Houses in Buenos Aires revolve around a central courtyard. It is a direct legacy from the Europeans, who in turn inherited it from the Arabs. The courtyard has been present throughout my childhood, ever since my earliest memories. It is the most inclusive domestic space of all. The light in the Mediterranean is special, and therefore a Mediterranean courtyard is the quintessence of domestic living space. There’s something dream-like about light bouncing off limestone or a whitewashed wall. It elicits silence.

How do you combine individual creativity with teamwork at your architecture firm, OLarq?

The way I approach each project is like a sculptor facing his block of stone. There’s a very personal moment—as if that were the first, or maybe the last thing to ever be built in the universe. Over the years I’ve managed to put together a great group of people who are excellent professionals, and where each one contributes his or her vision, and that results in a better final outcome. But I try not to lose that magical moment. I almost always succeed.

Who would you name as the architects and other professionals or artists who have had the strongest influence in your career?

Aside from the great masters and academic trends, I have tried to avoid being influenced by any particular architect. Sculptors like Oteiza, filmmakers like Fritz Lang or composers like Philip Glass can evoke more architecture than a building. The same happens with literature: Borges describes worlds that seem to have sprouted from the mind of an architect, and once you’ve imagined them, they’re etched in your memory forever.

How would you define your motivation for practicing your profession?

Every brick that is placed is a little miracle. Being a part of that is highly motivating. I would like to believe that my work contributes towards improving the whole. That’s what really matters.

How do you combine craftsmanship and technology in your projects?

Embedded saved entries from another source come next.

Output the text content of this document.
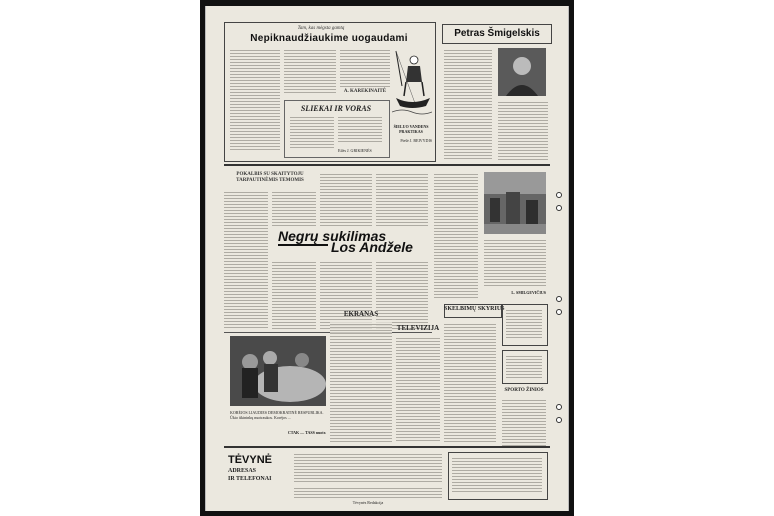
Tam, kas mėgsta gamtą
Nepiknaudžiaukime uogaudami
A. KAREKINAITĖ
SLIEKAI IR VORAS
Eilės J. GRIKIENĖS
ŠIELUO VANDENS PRAKTIKAS
Piešė J. BEIVYDIS
Petras Šmigelskis
POKALBIS SU SKAITYTOJU TARPAUTINĖMIS TEMOMIS
Negrų sukilimas
Los Andžele
L. SMILGEVIČIUS
KORĖJOS LIAUDIES DEMOKRATINĖ RESPUBLIKA. Ūkio ūkininkų nuotraukos. Korėjos ...
CTAK — TASS nuotr.
EKRANAS
TELEVIZIJA
SKELBIMŲ SKYRIUS
SPORTO ŽINIOS
TĖVYNĖ
ADRESAS
IR TELEFONAI
Tėvynės Redakcija
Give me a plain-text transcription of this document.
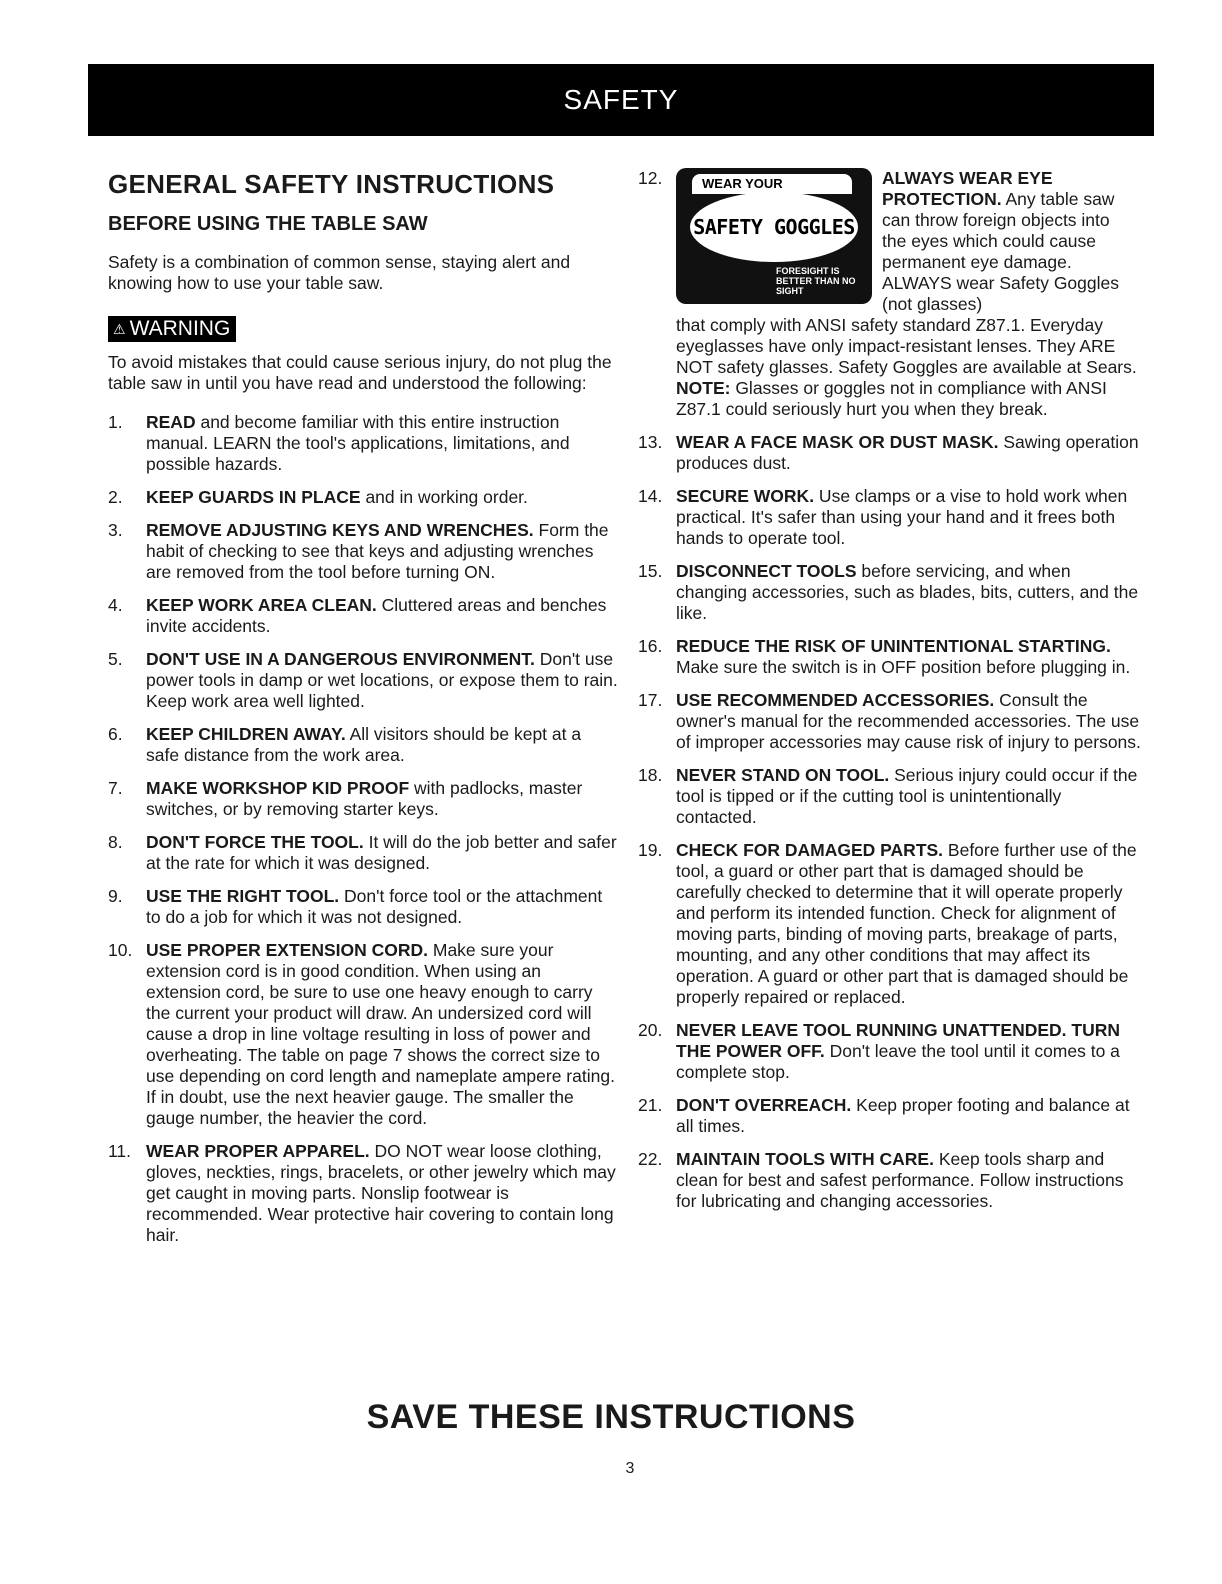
SAFETY
GENERAL SAFETY INSTRUCTIONS
BEFORE USING THE TABLE SAW

Safety is a combination of common sense, staying alert and knowing how to use your table saw.

⚠ WARNING

To avoid mistakes that could cause serious injury, do not plug the table saw in until you have read and understood the following:

1.	READ and become familiar with this entire instruction manual. LEARN the tool's applications, limitations, and possible hazards.
2.	KEEP GUARDS IN PLACE and in working order.
3.	REMOVE ADJUSTING KEYS AND WRENCHES. Form the habit of checking to see that keys and adjusting wrenches are removed from the tool before turning ON.
4.	KEEP WORK AREA CLEAN. Cluttered areas and benches invite accidents.
5.	DON'T USE IN A DANGEROUS ENVIRONMENT. Don't use power tools in damp or wet locations, or expose them to rain. Keep work area well lighted.
6.	KEEP CHILDREN AWAY. All visitors should be kept at a safe distance from the work area.
7.	MAKE WORKSHOP KID PROOF with padlocks, master switches, or by removing starter keys.
8.	DON'T FORCE THE TOOL. It will do the job better and safer at the rate for which it was designed.
9.	USE THE RIGHT TOOL. Don't force tool or the attachment to do a job for which it was not designed.
10. USE PROPER EXTENSION CORD. Make sure your extension cord is in good condition. When using an extension cord, be sure to use one heavy enough to carry the current your product will draw. An undersized cord will cause a drop in line voltage resulting in loss of power and overheating. The table on page 7 shows the correct size to use depending on cord length and nameplate ampere rating. If in doubt, use the next heavier gauge. The smaller the gauge number, the heavier the cord.
11. WEAR PROPER APPAREL. DO NOT wear loose clothing, gloves, neckties, rings, bracelets, or other jewelry which may get caught in moving parts. Nonslip footwear is recommended. Wear protective hair covering to contain long hair.
12.	WEAR YOUR
SAFETY GOGGLES
FORESIGHT IS BETTER THAN NO SIGHT

ALWAYS WEAR EYE PROTECTION. Any table saw can throw foreign objects into the eyes which could cause permanent eye damage. ALWAYS wear Safety Goggles (not glasses)

that comply with ANSI safety standard Z87.1. Everyday eyeglasses have only impact-resistant lenses. They ARE NOT safety glasses. Safety Goggles are available at Sears. NOTE: Glasses or goggles not in compliance with ANSI Z87.1 could seriously hurt you when they break.

13. WEAR A FACE MASK OR DUST MASK. Sawing operation produces dust.
14. SECURE WORK. Use clamps or a vise to hold work when practical. It's safer than using your hand and it frees both hands to operate tool.
15. DISCONNECT TOOLS before servicing, and when changing accessories, such as blades, bits, cutters, and the like.
16. REDUCE THE RISK OF UNINTENTIONAL STARTING. Make sure the switch is in OFF position before plugging in.
17. USE RECOMMENDED ACCESSORIES. Consult the owner's manual for the recommended accessories. The use of improper accessories may cause risk of injury to persons.
18. NEVER STAND ON TOOL. Serious injury could occur if the tool is tipped or if the cutting tool is unintentionally contacted.
19. CHECK FOR DAMAGED PARTS. Before further use of the tool, a guard or other part that is damaged should be carefully checked to determine that it will operate properly and perform its intended function. Check for alignment of moving parts, binding of moving parts, breakage of parts, mounting, and any other conditions that may affect its operation. A guard or other part that is damaged should be properly repaired or replaced.
20. NEVER LEAVE TOOL RUNNING UNATTENDED. TURN THE POWER OFF. Don't leave the tool until it comes to a complete stop.
21. DON'T OVERREACH. Keep proper footing and balance at all times.
22. MAINTAIN TOOLS WITH CARE. Keep tools sharp and clean for best and safest performance. Follow instructions for lubricating and changing accessories.
SAVE THESE INSTRUCTIONS
3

I consider myself an analogic architect with a conceptual basis. I believe that our discipline, for better or for worse, hasn’t changed much in the last few centuries. We continue to imagine and design what we believe is best with the means at our disposal. Above and beyond styles, trends, and movements, architecture, as a concept, is primitive. Technology has more to do with the means for reproducing and building it than with the true essence of architecture.

Osvaldo and bulthaup

Where do you see your affinities with the bulthaup values?

In the importance of the materials and in elegant simplicity.

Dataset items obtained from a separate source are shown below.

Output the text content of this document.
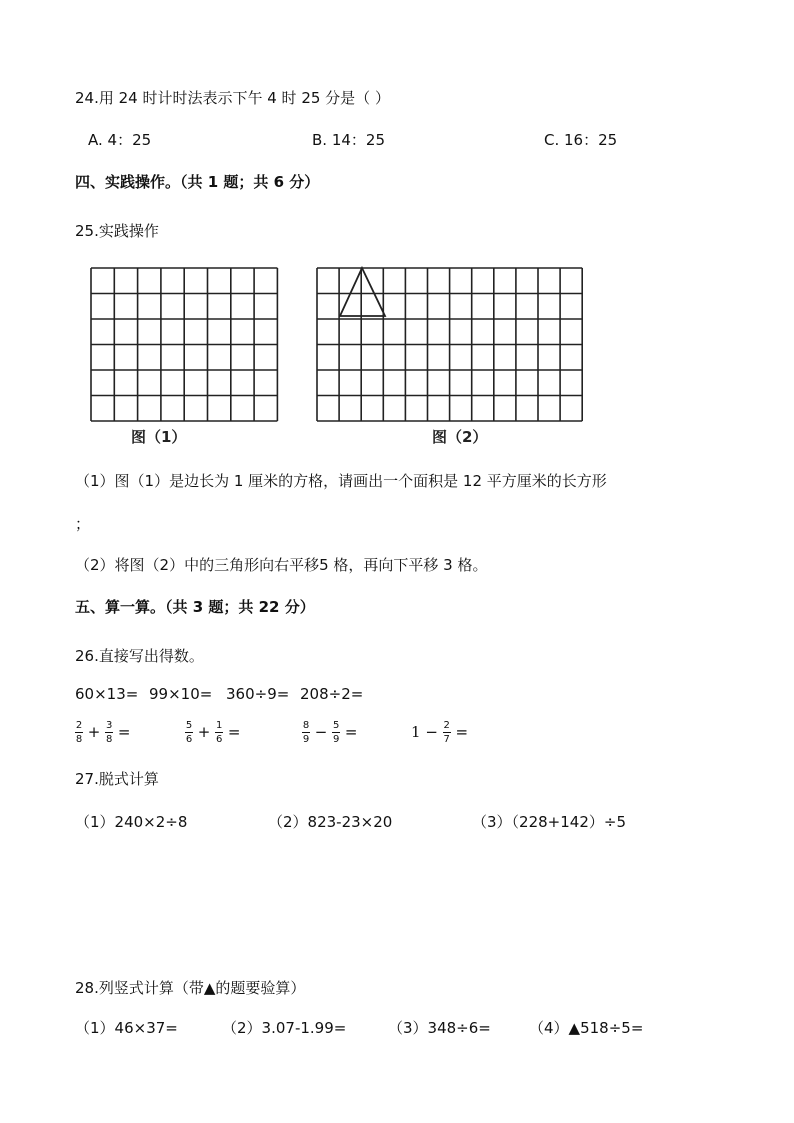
24.用 24 时计时法表示下午 4 时 25 分是（ ）
A. 4：25	B. 14：25	C. 16：25
四、实践操作。（共 1 题；共 6 分）
25.实践操作
图（1）	图（2）
（1）图（1）是边长为 1 厘米的方格，请画出一个面积是 12 平方厘米的长方形
；
（2）将图（2）中的三角形向右平移5 格，再向下平移 3 格。
五、算一算。（共 3 题；共 22 分）
26.直接写出得数。
60×13= 99×10= 360÷9= 208÷2=
$\frac{2}{8} + \frac{3}{8}$ =	$\frac{5}{6} + \frac{1}{6}$ =	$\frac{8}{9} - \frac{5}{9}$ =	$1 - \frac{2}{7}$ =
27.脱式计算
（1）240×2÷8	（2）823-23×20	（3）（228+142）÷5
28.列竖式计算（带▲的题要验算）
（1）46×37=	（2）3.07-1.99=	（3）348÷6=	（4）▲518÷5=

How did the idea arise of presenting your Mallorca project to the “bulthaup | the kitchen as a living space” competition?

I have always seen bulthaup as being very architectural, and when I found out that the competition was being held, it struck me that the M3 house was a good example of what can be achieved with bulthaup b3.

What role did you want the kitchen to have in this project?

The kitchen is the heart of the modern home. You can make do without a couch and a television set, but you have to have a good kitchen with a good table close by. That’s where life happens. In this project, the presence of the courtyard as a generator of experiences allows the kitchen to actually become a part of that outdoor area.

What are the aspects of the award-winning 2017 bulthaup project that best reflect your values as an architect?

The clarity of the proposal at a programmatic level and the use of natural and local materials for its construction. When you build a good idea well, you don’t need to explain it. All you have to do is invoke silence.

What was the reason for your choice of a bulthaup kitchen for this project?

We needed a company that represented the project’s values and that would adapt to the design of the kitchen within the functional layout of the home. Knowing that the bulthaup brand delivered added quality value, it was very easy. Another reason was having worked in collaboration with the Nicolau family for many years.